Stufe 1: Initial (Performed). Die SE verläuft unstrukturiert, kaum organisiert und instabil. Es gibt nur wenige definierte Prozesse, der Projekterfolg ist von einigen speziellen Schlüsselfaktoren (z.B. bestimmten Mitarbeitern) abhängig und nicht oder nur schwer vorhersehbar. Dieser «Reifegrad» bildet den Ausgangszustand und stellt keine Anforderungen an bestimmte Kriterien, die erfüllt sein müssen.






Stufe 2: Geführt (Managed). Der SE-Prozess wird durch grundlegende Projektmanagement-Praktiken gesteuert und kontrolliert. Strikte Vereinbarungen hinsichtlich Kosten, Terminen und Funktionalität erlauben wiederholte Projekterfolge bei ähnlich gearteten Anforderungen.
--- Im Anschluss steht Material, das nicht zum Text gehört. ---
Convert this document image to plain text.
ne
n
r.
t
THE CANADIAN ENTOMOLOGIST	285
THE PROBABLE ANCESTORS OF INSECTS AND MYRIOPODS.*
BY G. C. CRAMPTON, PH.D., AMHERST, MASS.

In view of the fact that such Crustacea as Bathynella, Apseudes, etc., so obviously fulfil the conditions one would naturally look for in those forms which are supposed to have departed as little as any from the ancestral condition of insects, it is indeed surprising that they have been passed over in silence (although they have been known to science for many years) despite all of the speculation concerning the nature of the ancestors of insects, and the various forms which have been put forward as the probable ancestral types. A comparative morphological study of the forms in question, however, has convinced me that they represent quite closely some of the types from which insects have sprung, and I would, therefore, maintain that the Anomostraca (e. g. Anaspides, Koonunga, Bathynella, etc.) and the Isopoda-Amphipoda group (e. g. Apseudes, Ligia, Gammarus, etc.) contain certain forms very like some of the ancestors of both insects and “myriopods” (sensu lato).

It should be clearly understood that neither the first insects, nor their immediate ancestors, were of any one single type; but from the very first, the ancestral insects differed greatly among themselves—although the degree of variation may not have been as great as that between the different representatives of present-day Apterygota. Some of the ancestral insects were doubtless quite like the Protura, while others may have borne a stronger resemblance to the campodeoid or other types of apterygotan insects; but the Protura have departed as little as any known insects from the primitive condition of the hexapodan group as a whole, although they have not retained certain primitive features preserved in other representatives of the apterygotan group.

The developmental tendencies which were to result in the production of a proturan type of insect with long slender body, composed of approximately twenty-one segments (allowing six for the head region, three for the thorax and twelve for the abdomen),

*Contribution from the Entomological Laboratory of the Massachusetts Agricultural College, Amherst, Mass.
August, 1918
Der Fokus der Verbesserung ist das Projekt mit Anforderungen an das Anforderungsmanagement, die Projektplanung, das Projektcontrolling, das Management von Unterauftragnehmern, Messung und Analyse, Produkt- und Prozess-Qualitätssicherung und das Konfigurationsmanagement.





Stufe 3: Definiert (Defined). In der dritten Stufe orientiert sich jedes SE-Projekt an einem standardisierten Entwicklungsprozess, um seinen Erfolg nicht von Einzelpersonen abhängig zu machen. Das Tailoring (Zuschneidern) der Vorgaben des Standardprozesses an die jeweilige Projektsituation ist erfolgsentscheidend. Termine und Kosten sind kontrollierbare Grössen. Voraussetzungen für diesen Reifegrad sind der Fokus auf die organisationsweite Prozessdefinition und Prozessverbesserung, etablierte Trainingsprogramme für Mitarbeiter, die systematische Entwicklung der Anforderungen, die Entwicklung einer technischen Lösung, Produktintegration, Verifikation und Validation sowie Risikomanagement und methodische Entscheidungsfindung.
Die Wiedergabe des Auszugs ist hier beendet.